Urine Test Identifies T790M Mutation

Also presented at the meeting were clinical data showing that a urine test can be used to identify patients with EGFR mutations being treated with EGFR inhibitors who have developed a second mutation that causes drug resistance. When these patients develop the T790M mutation, they stop responding to EGFR therapy.

Several new drugs, including AZD9291 from AstraZeneca, have been developed specifically to overcome this T790M mutation, and early clinical trial data suggest that they show benefit when used in patients with this mutation who are progressing on EGFR drugs.

The urine test, developed by Trovagene Inc., measures urinary ctDNA.
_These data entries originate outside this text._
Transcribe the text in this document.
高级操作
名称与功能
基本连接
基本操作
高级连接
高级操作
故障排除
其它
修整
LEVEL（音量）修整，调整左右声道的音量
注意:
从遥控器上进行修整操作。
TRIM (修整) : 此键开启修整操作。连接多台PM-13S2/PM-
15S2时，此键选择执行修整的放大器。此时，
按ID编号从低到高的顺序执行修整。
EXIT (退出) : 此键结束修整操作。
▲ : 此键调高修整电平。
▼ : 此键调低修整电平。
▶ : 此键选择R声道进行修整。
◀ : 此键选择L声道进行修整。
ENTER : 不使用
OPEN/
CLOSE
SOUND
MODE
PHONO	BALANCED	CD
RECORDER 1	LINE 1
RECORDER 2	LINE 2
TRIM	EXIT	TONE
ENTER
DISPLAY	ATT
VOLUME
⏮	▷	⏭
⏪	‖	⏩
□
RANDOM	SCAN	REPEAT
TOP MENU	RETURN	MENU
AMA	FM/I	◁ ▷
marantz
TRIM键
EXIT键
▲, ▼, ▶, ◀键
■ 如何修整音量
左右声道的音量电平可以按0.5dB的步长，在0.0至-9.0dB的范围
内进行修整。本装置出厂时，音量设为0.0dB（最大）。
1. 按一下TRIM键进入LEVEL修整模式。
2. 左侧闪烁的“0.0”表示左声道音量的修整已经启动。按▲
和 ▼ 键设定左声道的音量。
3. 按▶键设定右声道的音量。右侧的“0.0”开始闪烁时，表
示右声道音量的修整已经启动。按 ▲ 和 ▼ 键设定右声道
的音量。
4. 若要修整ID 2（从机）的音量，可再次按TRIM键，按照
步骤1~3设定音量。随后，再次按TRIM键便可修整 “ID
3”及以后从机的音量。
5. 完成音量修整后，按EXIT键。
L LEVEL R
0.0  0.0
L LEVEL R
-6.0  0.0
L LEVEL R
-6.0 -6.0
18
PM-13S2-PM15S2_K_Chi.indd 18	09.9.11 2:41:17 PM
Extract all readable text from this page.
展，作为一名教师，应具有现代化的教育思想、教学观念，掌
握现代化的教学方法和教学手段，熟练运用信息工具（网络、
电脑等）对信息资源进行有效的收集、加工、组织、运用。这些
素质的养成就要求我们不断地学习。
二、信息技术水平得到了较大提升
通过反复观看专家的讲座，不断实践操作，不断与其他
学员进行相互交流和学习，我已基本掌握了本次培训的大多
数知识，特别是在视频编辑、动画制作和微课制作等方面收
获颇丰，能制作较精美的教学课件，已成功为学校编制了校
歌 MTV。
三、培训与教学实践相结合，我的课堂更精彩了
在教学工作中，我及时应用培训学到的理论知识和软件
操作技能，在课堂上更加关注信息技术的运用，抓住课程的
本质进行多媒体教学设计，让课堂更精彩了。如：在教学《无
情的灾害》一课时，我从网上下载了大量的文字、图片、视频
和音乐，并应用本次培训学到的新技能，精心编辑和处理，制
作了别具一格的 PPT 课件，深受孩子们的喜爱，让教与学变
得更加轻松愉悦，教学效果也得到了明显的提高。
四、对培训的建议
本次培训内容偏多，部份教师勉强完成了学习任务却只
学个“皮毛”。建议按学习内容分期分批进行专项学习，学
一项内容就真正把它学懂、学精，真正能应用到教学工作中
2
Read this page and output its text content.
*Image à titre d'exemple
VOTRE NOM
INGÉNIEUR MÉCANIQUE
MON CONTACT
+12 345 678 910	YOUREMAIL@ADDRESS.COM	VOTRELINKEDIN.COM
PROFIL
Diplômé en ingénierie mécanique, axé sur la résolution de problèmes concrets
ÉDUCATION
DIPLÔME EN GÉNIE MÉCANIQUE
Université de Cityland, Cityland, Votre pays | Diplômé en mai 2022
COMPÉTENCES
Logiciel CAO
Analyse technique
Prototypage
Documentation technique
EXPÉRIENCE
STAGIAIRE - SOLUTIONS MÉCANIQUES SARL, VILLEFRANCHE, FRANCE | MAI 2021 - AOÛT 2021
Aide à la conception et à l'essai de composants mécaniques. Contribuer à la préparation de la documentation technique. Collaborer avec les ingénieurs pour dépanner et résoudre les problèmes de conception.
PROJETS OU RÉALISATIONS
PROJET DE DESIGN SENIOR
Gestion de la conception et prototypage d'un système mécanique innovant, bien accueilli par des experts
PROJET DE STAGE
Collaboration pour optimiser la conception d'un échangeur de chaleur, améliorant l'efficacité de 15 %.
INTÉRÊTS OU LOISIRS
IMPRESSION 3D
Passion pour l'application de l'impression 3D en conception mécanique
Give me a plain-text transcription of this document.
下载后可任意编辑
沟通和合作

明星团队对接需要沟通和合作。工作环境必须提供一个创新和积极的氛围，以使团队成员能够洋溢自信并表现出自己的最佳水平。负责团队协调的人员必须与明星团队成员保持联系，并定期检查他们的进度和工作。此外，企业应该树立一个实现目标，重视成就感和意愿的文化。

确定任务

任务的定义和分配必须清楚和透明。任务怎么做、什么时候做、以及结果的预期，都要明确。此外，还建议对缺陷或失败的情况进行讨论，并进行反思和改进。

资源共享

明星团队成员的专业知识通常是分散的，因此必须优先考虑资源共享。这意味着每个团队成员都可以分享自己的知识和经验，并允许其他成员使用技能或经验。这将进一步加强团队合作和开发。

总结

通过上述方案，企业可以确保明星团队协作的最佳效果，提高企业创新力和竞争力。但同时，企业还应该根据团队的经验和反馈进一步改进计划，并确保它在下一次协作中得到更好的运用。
At the meeting, results with this test were presented from an interim analysis of data from 34 patients who are taking part in an ongoing trial; these patients had metastatic NSCLC and had progressed on erlotinib (Tarceva, OSI/Astellas).

The results show that the urine test correctly identified six of six patients who were already known to have developed the T790M mutation from tissue biopsy testing. But it also identified a few additional patients who had the T790 mutation but had negative biopsy results or had not yet undergone biopsy.

"These interim results suggest that use of urinary ctDNA has potential to detect EGFR T790M status in a higher number of study subjects and may make some patients eligible for therapy who would by tissue biopsy be falsely classified as negative," lead author Hatim Husain, MD, from the University of California, San Diego Moores Cancer Center, commented in a statement.

The urine test detected EGFR T790M resistance mutations months earlier than radiologic detection of progression in patients, he noted, adding, "This has the potential to enable physicians to better align therapeutic selection and inform early therapeutic decision making."

Dr Reck reports being on the speakers bureau for AstraZeneca and many other pharmaceutical companies. Two of his coauthors are employees of AstraZeneca.

2015 European Lung Cancer Conference (ELCC): Abstracts 350_PR and 360. Presented April 17, 2015.